すなわち、端末で Unifont を使っている限り、Ambiguous な字の取り扱いを全角にしようが半角にしようが、その半分は常に正しく表示できない。

なんだこれ。どうしろってんだ。

次に Neutral な文字で、こちらはさらに輪をかけて混沌としている。

ぶっちゃけた話全角・半角の違いって、プロポーショナルフォントを描画できるデバイスとか、描画を自分で完全に制御できるプログラムではそれほど重要ではない。むしろ端末のような表示デバイスで「どう表示するか?」に直結してくる問題だと思うのだけど、冒頭の UAX #11 はどういうわけか端末に対する記述は全くない。「文字を幅によってクラス分けしてみたよ! やったね!」以上のことを何も教えてくれない。

なんとか判断してみるにしても、Neutral はつまるところ Neutral である。幅の情報は一切含んでいない。それを半角・全角のいずれかと判断するためのいずれの理由も見出すことはできない。とりあえず実際のところ、おそらく既存の端末エミュレータはそれを Narrow 文字として取り扱うと思う。それが楽そうなので。

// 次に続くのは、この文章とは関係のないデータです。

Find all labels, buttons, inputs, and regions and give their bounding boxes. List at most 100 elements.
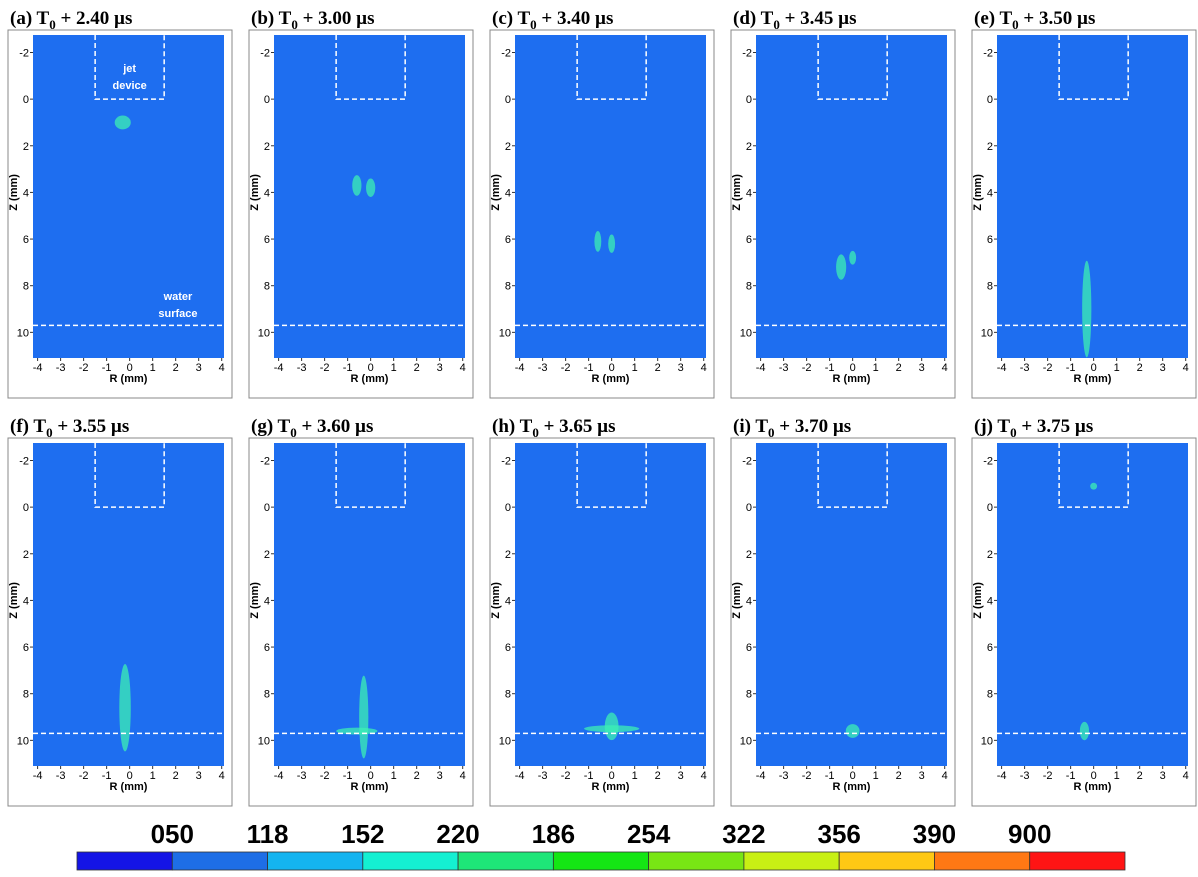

一方、Unifont はどうなっているかというと、たとえば Devanagari の文字はすべて Neutral だが、なんとすべて Wide としてデザインしてあるのである。16 ピクセルでよく描いたなーと思わせる良いグリフなのだけど、しかし以上のような状況を勘案すると、今のところ既存の端末エミュレータの中のテキストエディタ上でそれを正しく表示したり編集したりはできないんじゃないかと思う。

えーと…なんだこれ。どうしろってんだ。